How to avoid having to type password on nixops deploy

When I try to run nixops deploy on a network I have previously configured,it ask me for the root password of the nodes. How do I avoid it? I see that thedeployment.provisionSSHKey defaults to true, yet how do I use it without typing the password?

You can add your SSH key to the root user’s authorized keys

https://search.nixos.org/options?channel=21.11&show=users.users.<name>.openssh.authorizedKeys.keys&from=0&size=50&sort=relevance&type=packages&query=authorized

So what does deployment.provisionSSHKey do?

It is supposed to work like you say, so I’m not sure without seeing your whole config and workflow. If you used lib.mkForce on users.users.root.openssh.authorizedKeys.keys, that could override the nixops config. Another possibility is the state file isn’t being kept around.

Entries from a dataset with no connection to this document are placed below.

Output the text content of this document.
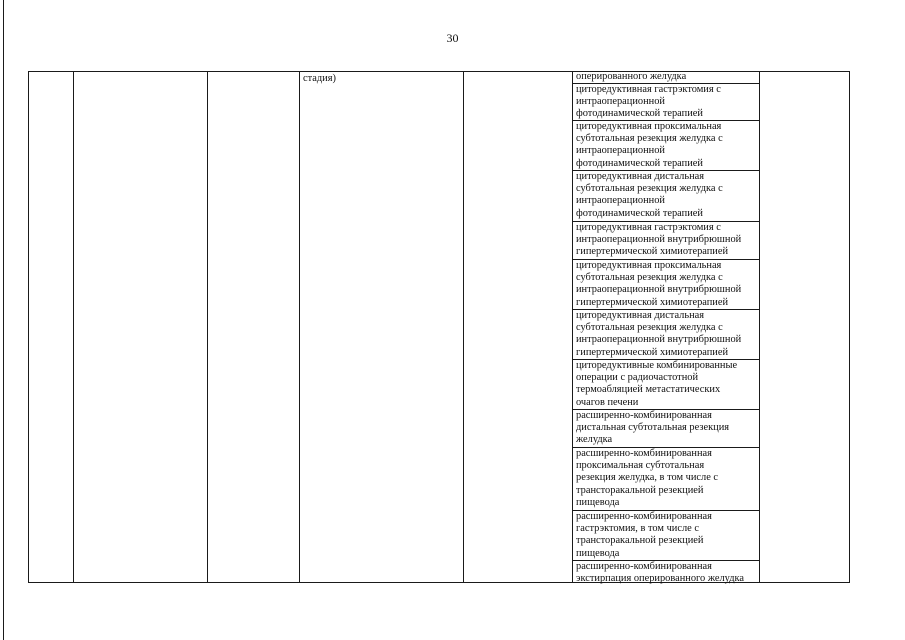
30
стадия)	оперированного желудка
циторедуктивная гастрэктомия с
интраоперационной
фотодинамической терапией
циторедуктивная проксимальная
субтотальная резекция желудка с
интраоперационной
фотодинамической терапией
циторедуктивная дистальная
субтотальная резекция желудка с
интраоперационной
фотодинамической терапией
циторедуктивная гастрэктомия с
интраоперационной внутрибрюшной
гипертермической химиотерапией
циторедуктивная проксимальная
субтотальная резекция желудка с
интраоперационной внутрибрюшной
гипертермической химиотерапией
циторедуктивная дистальная
субтотальная резекция желудка с
интраоперационной внутрибрюшной
гипертермической химиотерапией
циторедуктивные комбинированные
операции с радиочастотной
термоабляцией метастатических
очагов печени
расширенно-комбинированная
дистальная субтотальная резекция
желудка
расширенно-комбинированная
проксимальная субтотальная
резекция желудка, в том числе с
трансторакальной резекцией
пищевода
расширенно-комбинированная
гастрэктомия, в том числе с
трансторакальной резекцией
пищевода
расширенно-комбинированная
экстирпация оперированного желудка
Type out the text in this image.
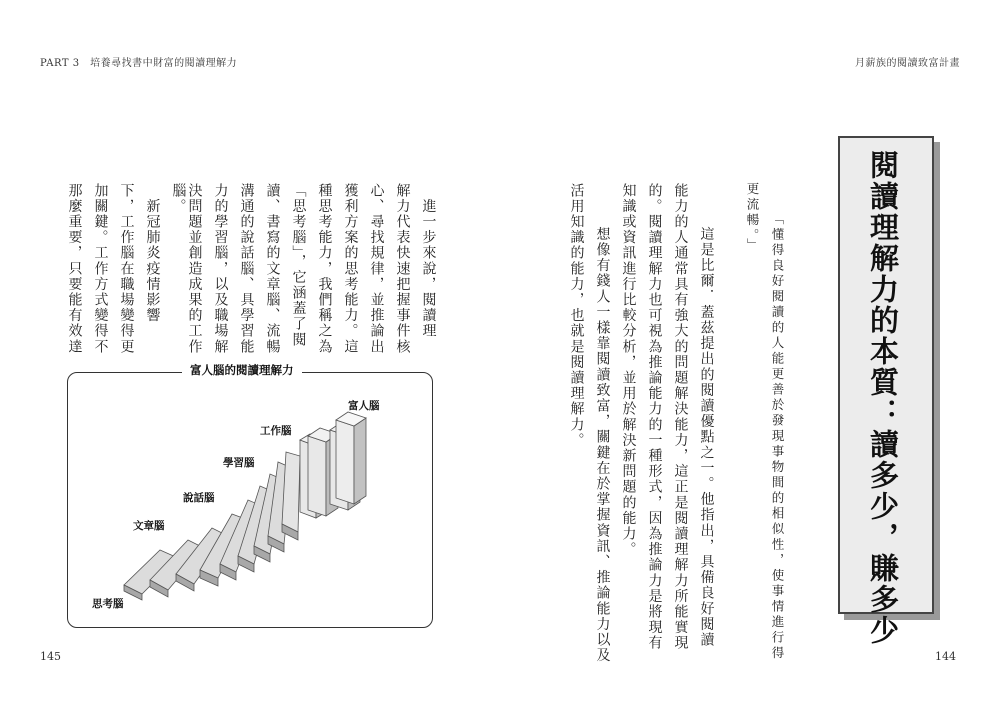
PART 3　培養尋找書中財富的閱讀理解力	月薪族的閱讀致富計畫
閱讀理解力的本質：讀多少，賺多少
「懂得良好閱讀的人能更善於發現事物間的相似性，使事情進行得
更流暢。」
　這是比爾．蓋茲提出的閱讀優點之一。他指出，具備良好閱讀
能力的人通常具有強大的問題解決能力，這正是閱讀理解力所能實現
的。閱讀理解力也可視為推論能力的一種形式，因為推論力是將現有
知識或資訊進行比較分析，並用於解決新問題的能力。
　想像有錢人一樣靠閱讀致富，關鍵在於掌握資訊、推論能力以及
活用知識的能力，也就是閱讀理解力。
　進一步來說，閱讀理
解力代表快速把握事件核
心、尋找規律，並推論出
獲利方案的思考能力。這
種思考能力，我們稱之為
「思考腦」，它涵蓋了閱
讀、書寫的文章腦、流暢
溝通的說話腦、具學習能
力的學習腦，以及職場解
決問題並創造成果的工作
腦。
　新冠肺炎疫情影響
下，工作腦在職場變得更
加關鍵。工作方式變得不
那麼重要，只要能有效達
富人腦的閱讀理解力
思考腦
文章腦
說話腦
學習腦
工作腦
富人腦
145	144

You could look in /etc/ssh/authorized_keys.d/root to see what is there.

yes,there is a key file in that path

however even with that public key it still ask me for password

I was having a similar issue, and what I found out, is that apparently after the first login, nixops creates its own public+private key pair for logging into a machine. The private key is then stored in the SQLite “nixops state” database, linked to the machine. Any subsequent nixops logins to the machine try to use this private key stored in SQLite (for example, try: nixops ssh $machine_name). If, for some reason, the corresponding public key disappears from the “authorized_keys” list on the remote machine, nixops becomes confused and fails to further login into it.

At least that was what happened in my case. I’m just beginning my learning of nixops, so I’m not sure if what I did was right, but I resolved it with: nixops delete-resources followed by: nixops deploy. I don’t know if there’s a better way.